There’s an advantage to facing these issues now as opposed to allowing catastrophe to force the issue. A community that
makes the transition to local food and energy production now will have
more control over how that transition unfolds than those that wait for
that last drop of gasoline to vanish and summer highs to reach up to
120 degrees in Colorado, as they are predicted to do by the end of the
21st century — even if all world governments meet their goals and keep
their promises with regard to reduction of greenhouse gases.

But there’s another less tangible advantage to making this transition now, and it can be summed up in a single word: freedom.

“Freedom
is kind of the underlying issue here that doesn’t get talked about very
much,” Brownlee admits. “In giving away our capacity to meet our own
needs locally, we have become so dependent on distant sources and
foreign powers that we in many ways are powerless and can be forced to
pay whatever price is asked for what we need, and that’s exactly how
freedom can be sacrificed in the name of survival.”

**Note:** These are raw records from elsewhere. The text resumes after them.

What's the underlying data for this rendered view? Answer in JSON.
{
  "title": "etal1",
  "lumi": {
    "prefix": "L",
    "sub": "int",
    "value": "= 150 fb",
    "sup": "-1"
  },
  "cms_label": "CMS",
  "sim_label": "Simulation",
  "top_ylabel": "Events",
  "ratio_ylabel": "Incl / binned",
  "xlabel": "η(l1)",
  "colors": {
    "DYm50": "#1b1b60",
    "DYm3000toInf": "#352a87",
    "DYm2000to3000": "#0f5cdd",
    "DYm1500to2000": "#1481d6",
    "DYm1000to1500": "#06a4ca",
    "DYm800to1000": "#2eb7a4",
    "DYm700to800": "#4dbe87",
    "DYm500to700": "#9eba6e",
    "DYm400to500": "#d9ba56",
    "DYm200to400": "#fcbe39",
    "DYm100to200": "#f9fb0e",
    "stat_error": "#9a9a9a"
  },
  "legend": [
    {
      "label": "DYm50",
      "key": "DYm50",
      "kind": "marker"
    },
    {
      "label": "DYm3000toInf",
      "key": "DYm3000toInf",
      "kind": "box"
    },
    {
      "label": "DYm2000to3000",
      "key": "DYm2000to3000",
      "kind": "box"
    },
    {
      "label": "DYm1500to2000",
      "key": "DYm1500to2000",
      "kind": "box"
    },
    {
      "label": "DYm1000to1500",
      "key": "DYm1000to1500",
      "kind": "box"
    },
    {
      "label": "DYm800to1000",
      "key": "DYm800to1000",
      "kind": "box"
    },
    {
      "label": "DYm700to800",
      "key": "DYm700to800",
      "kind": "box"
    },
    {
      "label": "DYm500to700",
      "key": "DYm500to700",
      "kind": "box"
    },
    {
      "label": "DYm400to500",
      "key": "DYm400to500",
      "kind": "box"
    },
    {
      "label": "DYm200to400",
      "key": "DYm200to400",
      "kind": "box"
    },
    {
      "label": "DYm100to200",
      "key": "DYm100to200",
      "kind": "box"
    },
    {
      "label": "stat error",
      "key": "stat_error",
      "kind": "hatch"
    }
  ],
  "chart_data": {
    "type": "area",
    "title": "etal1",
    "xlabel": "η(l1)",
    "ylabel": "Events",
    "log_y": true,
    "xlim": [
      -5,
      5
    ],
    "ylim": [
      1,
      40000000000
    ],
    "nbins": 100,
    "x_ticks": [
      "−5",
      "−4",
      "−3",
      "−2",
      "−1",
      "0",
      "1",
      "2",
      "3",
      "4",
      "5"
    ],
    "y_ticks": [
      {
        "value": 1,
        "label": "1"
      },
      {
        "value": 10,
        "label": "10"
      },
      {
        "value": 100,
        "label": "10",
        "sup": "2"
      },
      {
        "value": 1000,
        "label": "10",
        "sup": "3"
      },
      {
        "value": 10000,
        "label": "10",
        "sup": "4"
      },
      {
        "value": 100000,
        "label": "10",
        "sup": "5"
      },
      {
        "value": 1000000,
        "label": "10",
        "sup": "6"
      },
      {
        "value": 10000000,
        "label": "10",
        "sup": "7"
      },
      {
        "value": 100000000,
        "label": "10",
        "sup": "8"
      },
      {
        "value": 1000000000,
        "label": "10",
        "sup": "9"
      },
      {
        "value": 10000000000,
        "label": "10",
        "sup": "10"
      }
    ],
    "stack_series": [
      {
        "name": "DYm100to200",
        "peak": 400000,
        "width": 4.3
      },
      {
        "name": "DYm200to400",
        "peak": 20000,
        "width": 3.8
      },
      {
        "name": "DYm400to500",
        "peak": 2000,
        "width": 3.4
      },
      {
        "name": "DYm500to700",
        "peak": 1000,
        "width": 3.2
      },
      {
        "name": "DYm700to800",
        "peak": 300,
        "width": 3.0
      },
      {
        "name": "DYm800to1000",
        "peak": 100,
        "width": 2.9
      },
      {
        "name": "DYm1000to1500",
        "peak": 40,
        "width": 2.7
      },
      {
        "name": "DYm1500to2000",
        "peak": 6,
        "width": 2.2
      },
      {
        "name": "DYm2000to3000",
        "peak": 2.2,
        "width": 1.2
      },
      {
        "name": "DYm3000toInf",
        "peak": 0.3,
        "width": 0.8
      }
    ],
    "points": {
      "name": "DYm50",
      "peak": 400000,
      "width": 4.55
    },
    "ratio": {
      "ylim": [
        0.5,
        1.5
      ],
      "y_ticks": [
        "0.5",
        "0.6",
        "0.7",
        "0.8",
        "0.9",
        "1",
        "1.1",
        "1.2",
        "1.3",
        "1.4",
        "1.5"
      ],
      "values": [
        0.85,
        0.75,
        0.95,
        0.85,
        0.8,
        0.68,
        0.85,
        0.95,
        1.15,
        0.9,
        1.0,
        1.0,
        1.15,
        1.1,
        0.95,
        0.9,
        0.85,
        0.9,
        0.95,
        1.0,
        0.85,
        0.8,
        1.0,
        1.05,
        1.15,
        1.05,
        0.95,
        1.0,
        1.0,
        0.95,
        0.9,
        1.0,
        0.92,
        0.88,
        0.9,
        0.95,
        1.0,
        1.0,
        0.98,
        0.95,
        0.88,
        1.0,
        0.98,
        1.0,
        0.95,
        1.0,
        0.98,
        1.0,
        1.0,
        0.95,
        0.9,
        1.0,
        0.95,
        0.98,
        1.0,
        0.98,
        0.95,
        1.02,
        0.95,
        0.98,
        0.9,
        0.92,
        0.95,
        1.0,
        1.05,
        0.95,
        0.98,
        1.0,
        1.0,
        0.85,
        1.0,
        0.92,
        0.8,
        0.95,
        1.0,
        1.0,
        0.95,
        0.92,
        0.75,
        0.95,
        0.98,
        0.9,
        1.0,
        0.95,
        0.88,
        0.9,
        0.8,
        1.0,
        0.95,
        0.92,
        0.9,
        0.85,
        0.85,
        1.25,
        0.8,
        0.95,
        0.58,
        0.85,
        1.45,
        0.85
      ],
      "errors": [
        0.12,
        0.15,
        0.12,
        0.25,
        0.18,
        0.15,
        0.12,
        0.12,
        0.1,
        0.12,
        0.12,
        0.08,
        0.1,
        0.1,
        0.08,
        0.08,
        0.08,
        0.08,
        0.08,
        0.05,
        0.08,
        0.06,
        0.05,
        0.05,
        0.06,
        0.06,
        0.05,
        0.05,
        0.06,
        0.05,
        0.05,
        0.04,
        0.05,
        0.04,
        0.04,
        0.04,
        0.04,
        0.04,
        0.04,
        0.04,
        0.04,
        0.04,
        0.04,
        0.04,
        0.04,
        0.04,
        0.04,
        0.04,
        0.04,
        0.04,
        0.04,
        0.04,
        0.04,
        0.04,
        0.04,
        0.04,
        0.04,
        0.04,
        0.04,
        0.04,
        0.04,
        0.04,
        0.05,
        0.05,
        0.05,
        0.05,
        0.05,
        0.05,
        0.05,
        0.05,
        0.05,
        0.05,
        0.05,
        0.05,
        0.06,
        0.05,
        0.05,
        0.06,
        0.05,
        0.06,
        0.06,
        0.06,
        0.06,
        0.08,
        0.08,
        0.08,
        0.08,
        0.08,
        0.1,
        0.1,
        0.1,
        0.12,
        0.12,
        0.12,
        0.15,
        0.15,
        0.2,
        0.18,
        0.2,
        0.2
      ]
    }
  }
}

This is true on a national level and on an individual level.

A
reskilled family in a localized community is a family with more control
over the lives of its members because its economy is subject to local
control. What happens on Wall Street or in Congress doesn’t matter as
much to those who are out of debt, who grow much of their own food and
have the skills to meet most of their own needs — and to help their
neighbors.

“Freedom — it’s a principle that we need to focus on because people are pretty much blind to it,” Brownlee says.

Even
if climate change is a hoax (it isn’t) and your favorite political
party holds onto the White House for the next four decades (it won’t),
there is true value in knowing how to do things yourself.

Carolyn
Bninsky, also of RMPJC, says she found growing a vegetable garden this
summer to be surprisingly satisfying. She planted the seeds, went out
each day to check on their progress, watering, weeding and caring for
the growing plants, then eventually enjoying the results of her work on
the dinner table.

“What
excites us and what engages us can change,” she says. “We’re not stuck
with what they taught us with the commercial culture.”

Bninsky
says she is gradually learning new skills and finds the process
enjoyable. The idea of Boulder County having its own thriving economy
and its own culture is deeply appealing to her, but also a bit
overwhelming.

“It
feels really big, but you do it one person at a time and one group at a
time,” she says. “If we can really bring people together, maybe we can
create something where more people are engaged creating our collective
future together. It feels pretty daunting, but with more people
involved and with each person doing a piece, everybody becomes a
leader. Everybody becomes someone who can reach out to other people and
help them learn, too.”

*Editor’s note: We looked it up. To “conn a ship” means to direct the course of a ship.